Debate Tip of the Week: How to Prep Over The Holidays

This time of year can be stressful if you’re a debater. We’ve got Christmas in just a couple of days and New Years’ after that. Typically the first tournament of the year is early in January, and if you’re a dedicated debater, you can find yourself torn between wanting to cram in that last-minute prep and spending time with your family.

Spending time celebrating and being among family is super important, and you don’t want to be the one loner hunched over your computer the next two weeks.

What to do? Here are four ideas for less time-intensive but still important ways you can prep.
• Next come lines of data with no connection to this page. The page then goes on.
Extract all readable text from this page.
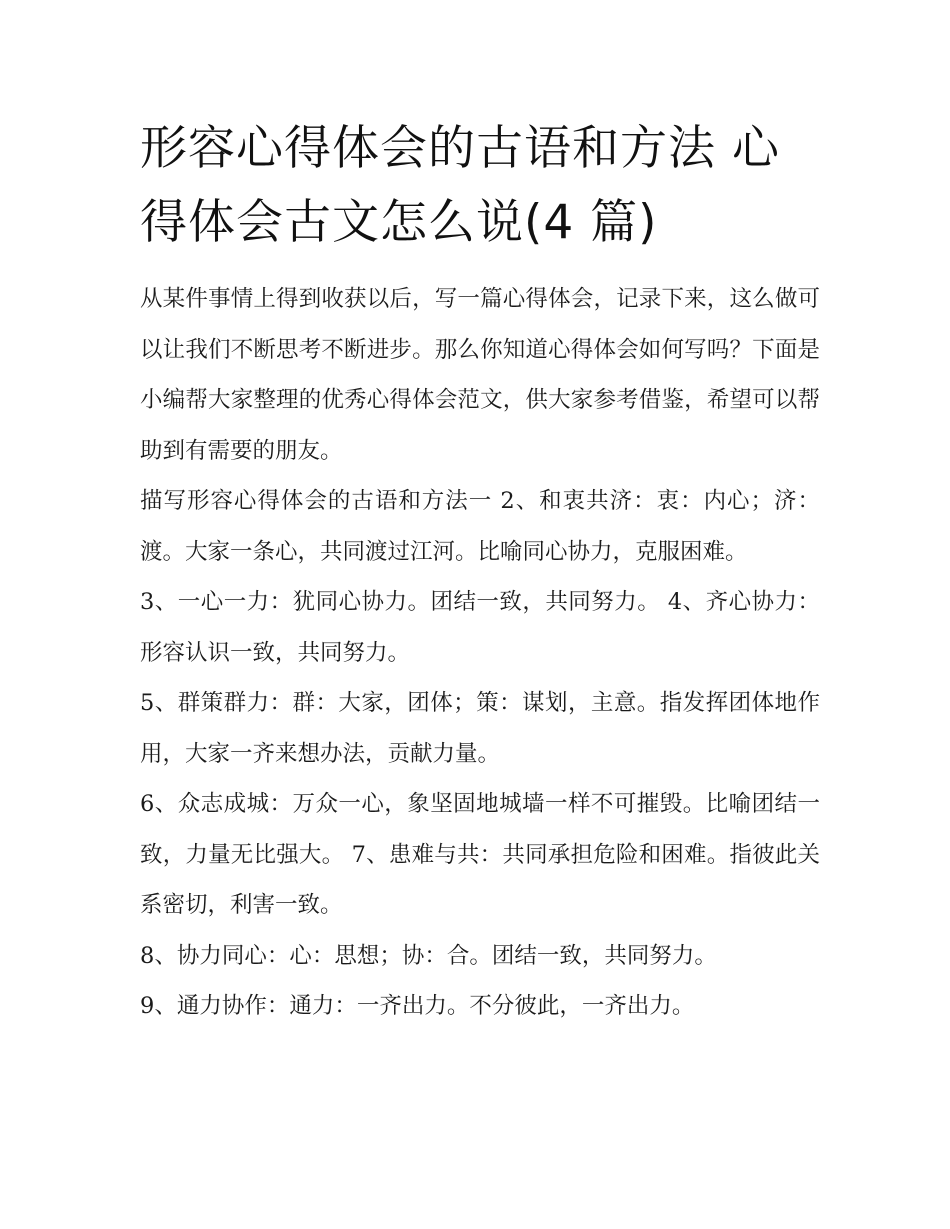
形容心得体会的古语和方法 心得体会古文怎么说(4 篇)

从某件事情上得到收获以后，写一篇心得体会，记录下来，这么做可以让我们不断思考不断进步。那么你知道心得体会如何写吗？下面是小编帮大家整理的优秀心得体会范文，供大家参考借鉴，希望可以帮助到有需要的朋友。

描写形容心得体会的古语和方法一 2、和衷共济：衷：内心；济：渡。大家一条心，共同渡过江河。比喻同心协力，克服困难。

3、一心一力：犹同心协力。团结一致，共同努力。 4、齐心协力：形容认识一致，共同努力。

5、群策群力：群：大家，团体；策：谋划，主意。指发挥团体地作用，大家一齐来想办法，贡献力量。

6、众志成城：万众一心，象坚固地城墙一样不可摧毁。比喻团结一致，力量无比强大。 7、患难与共：共同承担危险和困难。指彼此关系密切，利害一致。

8、协力同心：心：思想；协：合。团结一致，共同努力。

9、通力协作：通力：一齐出力。不分彼此，一齐出力。
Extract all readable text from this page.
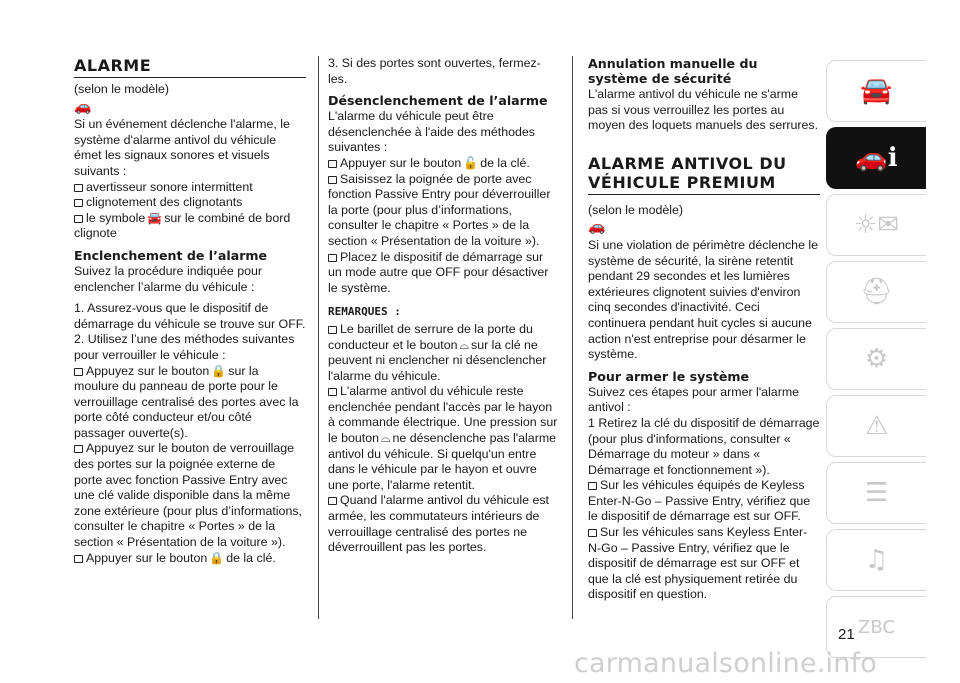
ALARME

(selon le modèle)

🚗

Si un événement déclenche l'alarme, le système d'alarme antivol du véhicule émet les signaux sonores et visuels suivants :

avertisseur sonore intermittent

clignotement des clignotants

le symbole 🚘 sur le combiné de bord clignote

Enclenchement de l’alarme

Suivez la procédure indiquée pour enclencher l’alarme du véhicule :

1. Assurez-vous que le dispositif de démarrage du véhicule se trouve sur OFF.

2. Utilisez l’une des méthodes suivantes pour verrouiller le véhicule :

Appuyez sur le bouton 🔒 sur la moulure du panneau de porte pour le verrouillage centralisé des portes avec la porte côté conducteur et/ou côté passager ouverte(s).

Appuyez sur le bouton de verrouillage des portes sur la poignée externe de porte avec fonction Passive Entry avec une clé valide disponible dans la même zone extérieure (pour plus d’informations, consulter le chapitre « Portes » de la section « Présentation de la voiture »).

Appuyer sur le bouton 🔒 de la clé.

3. Si des portes sont ouvertes, fermez-les.

Désenclenchement de l’alarme

L'alarme du véhicule peut être désenclenchée à l'aide des méthodes suivantes :

Appuyer sur le bouton 🔓 de la clé.

Saisissez la poignée de porte avec fonction Passive Entry pour déverrouiller la porte (pour plus d’informations, consulter le chapitre « Portes » de la section « Présentation de la voiture »).

Placez le dispositif de démarrage sur un mode autre que OFF pour désactiver le système.

REMARQUES :

Le barillet de serrure de la porte du conducteur et le bouton ⌓ sur la clé ne peuvent ni enclencher ni désenclencher l'alarme du véhicule.

L'alarme antivol du véhicule reste enclenchée pendant l'accès par le hayon à commande électrique. Une pression sur le bouton ⌓ ne désenclenche pas l'alarme antivol du véhicule. Si quelqu'un entre dans le véhicule par le hayon et ouvre une porte, l'alarme retentit.

Quand l'alarme antivol du véhicule est armée, les commutateurs intérieurs de verrouillage centralisé des portes ne déverrouillent pas les portes.

Annulation manuelle du système de sécurité

L'alarme antivol du véhicule ne s'arme pas si vous verrouillez les portes au moyen des loquets manuels des serrures.

ALARME ANTIVOL DU VÉHICULE PREMIUM

(selon le modèle)

🚗

Si une violation de périmètre déclenche le système de sécurité, la sirène retentit pendant 29 secondes et les lumières extérieures clignotent suivies d'environ cinq secondes d'inactivité. Ceci continuera pendant huit cycles si aucune action n'est entreprise pour désarmer le système.

Pour armer le système

Suivez ces étapes pour armer l'alarme antivol :

1 Retirez la clé du dispositif de démarrage (pour plus d'informations, consulter « Démarrage du moteur » dans « Démarrage et fonctionnement »).

Sur les véhicules équipés de Keyless Enter-N-Go – Passive Entry, vérifiez que le dispositif de démarrage est sur OFF.

Sur les véhicules sans Keyless Enter-N-Go – Passive Entry, vérifiez que le dispositif de démarrage est sur OFF et que la clé est physiquement retirée du dispositif en question.

🚘
🚗ℹ
☼✉
⛑
⚙
⚠
☰
♫
ZBC
21
carmanualsonline.info
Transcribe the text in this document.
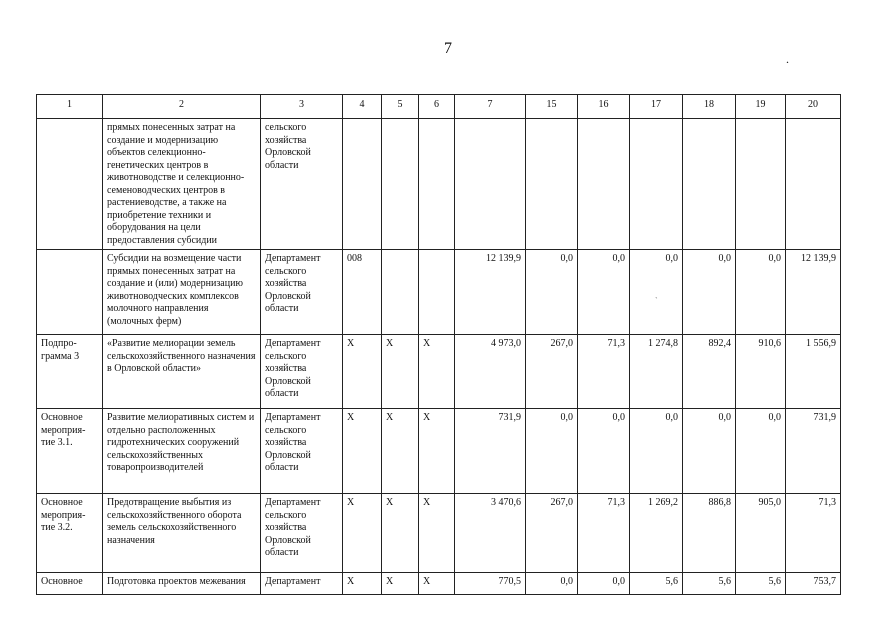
7
.
1	2	3	4	5	6	7	15	16	17	18	19	20
	прямых понесенных затрат на создание и модернизацию объектов селекционно-генетических центров в животноводстве и селекционно-семеноводческих центров в растениеводстве, а также на приобретение техники и оборудования на цели предоставления субсидии	сельского хозяйства Орловской области										
	Субсидии на возмещение части прямых понесенных затрат на создание и (или) модернизацию животноводческих комплексов молочного направления (молочных ферм)	Департамент сельского хозяйства Орловской области	008			12 139,9	0,0	0,0	0,0	0,0	0,0	12 139,9
Подпро-грамма 3	«Развитие мелиорации земель сельскохозяйственного назначения в Орловской области»	Департамент сельского хозяйства Орловской области	X	X	X	4 973,0	267,0	71,3	1 274,8	892,4	910,6	1 556,9
Основное мероприя-тие 3.1.	Развитие мелиоративных систем и отдельно расположенных гидротехнических сооружений сельскохозяйственных товаропроизводителей	Департамент сельского хозяйства Орловской области	X	X	X	731,9	0,0	0,0	0,0	0,0	0,0	731,9
Основное мероприя-тие 3.2.	Предотвращение выбытия из сельскохозяйственного оборота земель сельскохозяйственного назначения	Департамент сельского хозяйства Орловской области	X	X	X	3 470,6	267,0	71,3	1 269,2	886,8	905,0	71,3
Основное	Подготовка проектов межевания	Департамент	X	X	X	770,5	0,0	0,0	5,6	5,6	5,6	753,7
`
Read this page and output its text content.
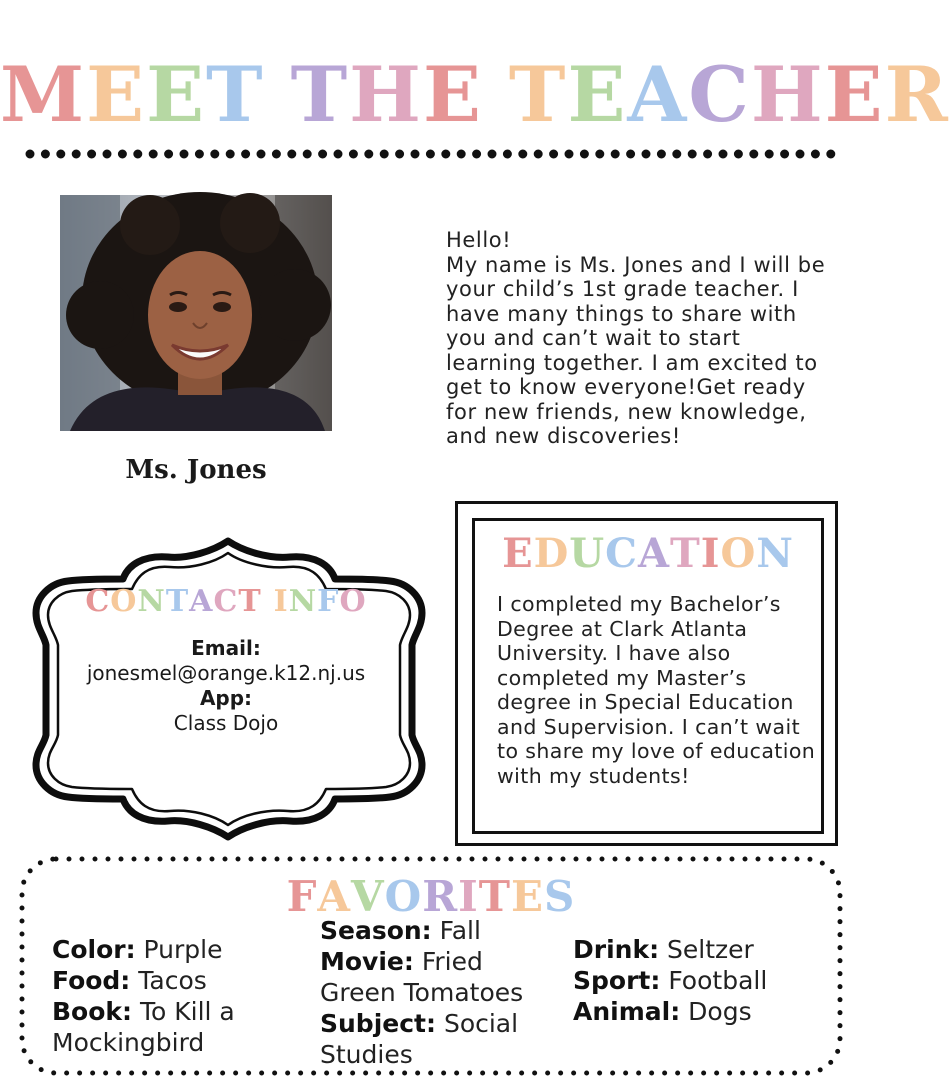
MEET THE TEACHER
Ms. Jones
Hello!
My name is Ms. Jones and I will be your child’s 1st grade teacher. I have many things to share with you and can’t wait to start learning together. I am excited to get to know everyone!Get ready for new friends, new knowledge, and new discoveries!
CONTACT INFO
Email:
jonesmel@orange.k12.nj.us
App:
Class Dojo
EDUCATION
I completed my Bachelor’s Degree at Clark Atlanta University. I have also completed my Master’s degree in Special Education and Supervision. I can’t wait to share my love of education with my students!
FAVORITES
Color: Purple
Food: Tacos
Book: To Kill a Mockingbird
Season: Fall
Movie: Fried Green Tomatoes
Subject: Social Studies
Drink: Seltzer
Sport: Football
Animal: Dogs
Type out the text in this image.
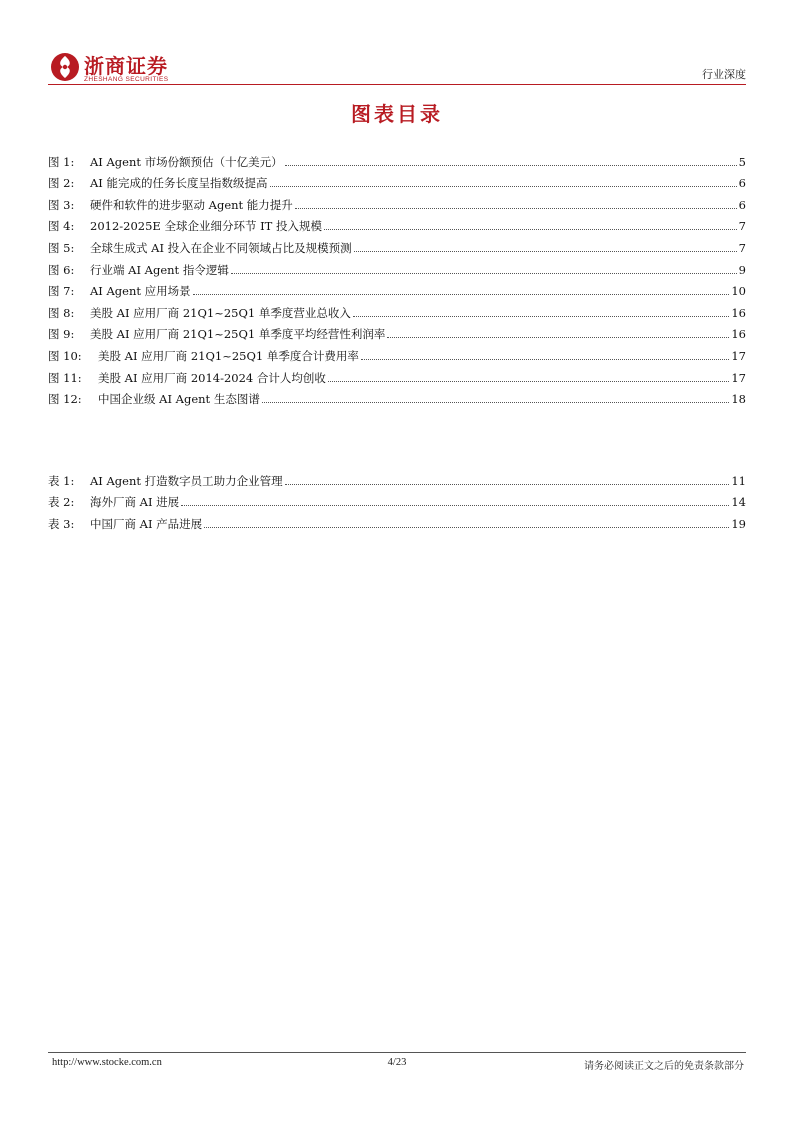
浙商证券
ZHESHANG SECURITIES	行业深度
图表目录
图 1:	AI Agent 市场份额预估（十亿美元）	5
图 2:	AI 能完成的任务长度呈指数级提高	6
图 3:	硬件和软件的进步驱动 Agent 能力提升	6
图 4:	2012-2025E 全球企业细分环节 IT 投入规模	7
图 5:	全球生成式 AI 投入在企业不同领域占比及规模预测	7
图 6:	行业端 AI Agent 指令逻辑	9
图 7:	AI Agent 应用场景	10
图 8:	美股 AI 应用厂商 21Q1~25Q1 单季度营业总收入	16
图 9:	美股 AI 应用厂商 21Q1~25Q1 单季度平均经营性利润率	16
图 10:	美股 AI 应用厂商 21Q1~25Q1 单季度合计费用率	17
图 11:	美股 AI 应用厂商 2014-2024 合计人均创收	17
图 12:	中国企业级 AI Agent 生态图谱	18
表 1:	AI Agent 打造数字员工助力企业管理	11
表 2:	海外厂商 AI 进展	14
表 3:	中国厂商 AI 产品进展	19
http://www.stocke.com.cn	4/23	请务必阅读正文之后的免责条款部分
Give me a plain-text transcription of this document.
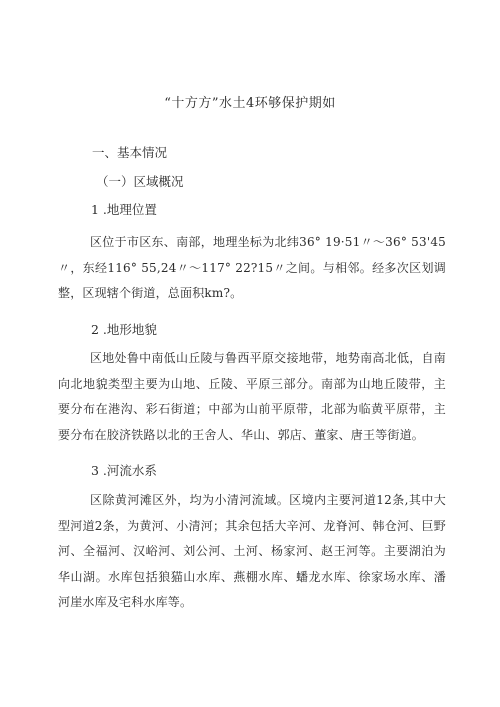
“十方方”水土4环够保护期如
一、基本情况
（一）区域概况
1 .地理位置
区位于市区东、南部，地理坐标为北纬36° 19·51〃～36° 53'45〃，东经116° 55,24〃～117° 22?15〃之间。与相邻。经多次区划调整，区现辖个街道，总面积km?。
2 .地形地貌
区地处鲁中南低山丘陵与鲁西平原交接地带，地势南高北低，自南向北地貌类型主要为山地、丘陵、平原三部分。南部为山地丘陵带，主要分布在港沟、彩石街道；中部为山前平原带，北部为临黄平原带，主要分布在胶济铁路以北的王舍人、华山、郭店、董家、唐王等街道。
3 .河流水系
区除黄河滩区外，均为小清河流域。区境内主要河道12条,其中大型河道2条，为黄河、小清河；其余包括大辛河、龙脊河、韩仓河、巨野河、全福河、汉峪河、刘公河、土河、杨家河、赵王河等。主要湖泊为华山湖。水库包括狼猫山水库、燕棚水库、蟠龙水库、徐家场水库、潘河崖水库及宅科水库等。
  1. Speaking drills. I used to do this in bed before I went to sleep. Pick your favorite speaking drill, like the circle chart or speaking with a pencil in your mouth, and do it. Honestly, whisper-reading can be a great enunciation drill. Practice doesn’t have to be in front of an audience or something to set aside time for. Squeeze it into your schedule.
  2. Understand your arguments and evidence. If you’ve been blitzing research or struggling to figure out your cases this year, you may have a lot of information on hand but not a lot of understanding of that information. Evidence is useless if you don’t know what it is. Debate isn’t a box-weighing competition. On the LD side spend some idle time examining your cases and questioning their assumptions. Develop a deep understanding of the resolution and your resources.
  3. Make research plans. While 8 hour research sessions may be more difficult to do, you can make your future research more efficient by developing plans for how you want to prep for the tournament. Work on your your case list, look over your evidence, and figure out your biggest weak spots. Brainstorm potential arguments and what kind of research you’d need to do to make those arguments work.
  4. Discuss with your family. This is more applicable during non-pandemic times when you might be around more extended family, but talk to people about what you’re debating about. Test your 1AC with them. Many of your judges are not going to be people well-acclimated with debate, so get feedback from people outside of the activity. Plus, they’ll probably be interested and impressed to hear about the complex arguments you’ve been developing.

This time of the year doesn’t have to be stressful. If you’re feeling the crunch of holiday plans and the pressure of debate prep, just shift your plans a bit and explore other ways of getting ready for that first qualifying tournament.